Big publishers like Facebook and Amazon will continue to make piles of money through direct monetization on their apps and via mature mobile ad networks, sharing more revenue with publishers (apps) hosting ads than ever before.
Second problem in mobile ads today is the inherent problem of ad tech focusing on serving the advertisers. It makes sense. Money comes from advertisers, and they are all looking to spend where ROI is the highest (measured by conversion, CTR, and CPM rates). Ad tech has favoured the buying platforms, increasing these metrics, and building around ad units advertisers are already familiar with (banners / interstitials) — all the while ignoring user experience. But with the push from large publishers building native ad solutions to serve their own users, mobile ad standard is changing.
As large publishers build ad solutions that are good for their end users, these solutions will start to emerge as new mobile ad standards. Native ads are great examples today. We’ve seen early solutions in publishers, like Twitter, scaling in mobile ad networks next (MoPub‘s native ad shown in pic below). The key here is to have mobile ad units that are good for the user experience but that can also scale to become market standard. I’m interested to find out what new sort of ad units will standardize on mobile next. Mobile-only ad units like sponsored push notifications, or try before you buy app reviews could be potential units. Whatever the case, I suspect the push for change will come from large publishers.
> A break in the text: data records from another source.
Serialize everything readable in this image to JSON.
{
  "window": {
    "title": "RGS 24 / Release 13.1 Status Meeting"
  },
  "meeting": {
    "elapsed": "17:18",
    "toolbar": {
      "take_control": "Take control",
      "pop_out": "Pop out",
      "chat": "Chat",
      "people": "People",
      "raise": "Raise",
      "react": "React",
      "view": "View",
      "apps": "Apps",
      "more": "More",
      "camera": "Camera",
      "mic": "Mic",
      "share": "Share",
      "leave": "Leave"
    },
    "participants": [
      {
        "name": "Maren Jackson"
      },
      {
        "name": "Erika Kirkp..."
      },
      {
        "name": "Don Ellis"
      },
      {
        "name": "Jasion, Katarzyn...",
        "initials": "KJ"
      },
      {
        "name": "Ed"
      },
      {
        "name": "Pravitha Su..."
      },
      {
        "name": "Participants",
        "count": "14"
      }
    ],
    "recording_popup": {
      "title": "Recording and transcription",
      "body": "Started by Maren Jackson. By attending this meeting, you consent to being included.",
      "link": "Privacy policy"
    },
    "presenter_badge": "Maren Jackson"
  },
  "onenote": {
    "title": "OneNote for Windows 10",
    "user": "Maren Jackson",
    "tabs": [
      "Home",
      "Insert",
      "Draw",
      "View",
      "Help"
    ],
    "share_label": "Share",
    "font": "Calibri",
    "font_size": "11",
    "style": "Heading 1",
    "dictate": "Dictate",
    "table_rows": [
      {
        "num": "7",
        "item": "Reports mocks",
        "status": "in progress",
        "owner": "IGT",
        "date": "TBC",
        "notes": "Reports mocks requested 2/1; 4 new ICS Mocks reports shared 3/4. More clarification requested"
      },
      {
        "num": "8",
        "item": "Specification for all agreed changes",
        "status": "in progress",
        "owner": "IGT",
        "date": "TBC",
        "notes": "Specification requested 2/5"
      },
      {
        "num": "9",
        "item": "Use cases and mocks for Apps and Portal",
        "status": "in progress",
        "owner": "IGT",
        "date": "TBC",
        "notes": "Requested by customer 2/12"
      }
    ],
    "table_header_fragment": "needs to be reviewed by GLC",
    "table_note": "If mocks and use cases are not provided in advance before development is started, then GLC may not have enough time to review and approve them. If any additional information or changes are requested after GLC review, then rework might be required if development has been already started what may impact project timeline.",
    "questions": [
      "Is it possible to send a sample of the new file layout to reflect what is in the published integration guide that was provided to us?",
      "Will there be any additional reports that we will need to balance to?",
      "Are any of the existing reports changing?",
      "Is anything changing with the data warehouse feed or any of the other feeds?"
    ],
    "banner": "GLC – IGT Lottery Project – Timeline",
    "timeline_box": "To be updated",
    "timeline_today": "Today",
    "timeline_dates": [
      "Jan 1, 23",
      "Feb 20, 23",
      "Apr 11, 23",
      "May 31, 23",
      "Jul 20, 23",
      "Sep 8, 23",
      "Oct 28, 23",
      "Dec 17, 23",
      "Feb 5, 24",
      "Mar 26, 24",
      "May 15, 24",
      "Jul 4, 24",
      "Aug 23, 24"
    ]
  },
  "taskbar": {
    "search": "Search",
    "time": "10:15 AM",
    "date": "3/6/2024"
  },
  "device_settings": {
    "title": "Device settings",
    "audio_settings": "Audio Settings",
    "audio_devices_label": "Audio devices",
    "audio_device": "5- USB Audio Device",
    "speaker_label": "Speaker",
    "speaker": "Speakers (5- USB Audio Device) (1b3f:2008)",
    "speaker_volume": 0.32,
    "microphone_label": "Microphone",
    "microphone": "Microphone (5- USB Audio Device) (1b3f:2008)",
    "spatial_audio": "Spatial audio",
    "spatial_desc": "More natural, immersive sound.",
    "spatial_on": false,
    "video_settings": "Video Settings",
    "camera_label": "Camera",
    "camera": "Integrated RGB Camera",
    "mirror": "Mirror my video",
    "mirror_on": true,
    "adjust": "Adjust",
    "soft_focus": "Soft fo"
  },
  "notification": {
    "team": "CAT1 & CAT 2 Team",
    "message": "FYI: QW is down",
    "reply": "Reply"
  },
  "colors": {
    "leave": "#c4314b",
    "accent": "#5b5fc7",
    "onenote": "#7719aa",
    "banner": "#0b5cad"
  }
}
Now add all of the contextual data mobile unlocks; advertisers can find out the best moment to deliver the perfect message to its intended audience in a way that can delight them. Mobile ads may never provide stellar user experience, but they are going to suck much less.
Reengagement + Search
In the next few years, I think big opportunities in mobile ads will come from reengagement and search.
Typical smartphone’s home screen is occupied by more than 30 apps today, and each addition migrates user’s attention away. Most apps utilize push notifications to re-engage user, but push overload is going to drive users to opt out more and more. This sounds bad, but it just means opportunity on mobile ad will shift from customer acquisition to re-engagement. Deep-linking tech is a great enabler of this today, and I suspect new tech will emerge.
Deep-linking directs users to specific location inside a selected app. For instance, a search for restaurant will offer a link directly to that restaurant page in the OpenTable app if it’s installed, allowing users to make reservations immediately. Taking users directly to a particular content inside the app will improve conversion rates significantly. Because apps store identity and payment credentials already, utilizing deep-link ads enable 1-click payments (or any other user action), and reduce churn significantly. With the explosion of apps, developers are faced with the challenge of getting installed users to return and remain active within their apps. This is a huge opportunity for mobile ads.
Search is another big opportunity on mobile, although I think Apple and Google have the advantage of owning this market with iOS and Android. Consider one implication of search; today’s app store. How we discover games and apps is broken. More than 300M people visit app store every week only to discover the same handful of apps. What worked for 500 apps in 2008 is not proving to work for 1M+ apps in 2014.
Soon enough, mobile app ecosystem will experience the same shift from discovery of applications to intent-driven search, similar shift from Yahoo’s directory of links to Google’s search bar. But app store is just one implication of search. As contextual data like location gets incorporated into mobile, algorithms will understand user’s intent better and better; directing users to precise locations inside apps they are looking for. Along the way, I think fortunes will be made on ads utilizing user’s intent-driven search.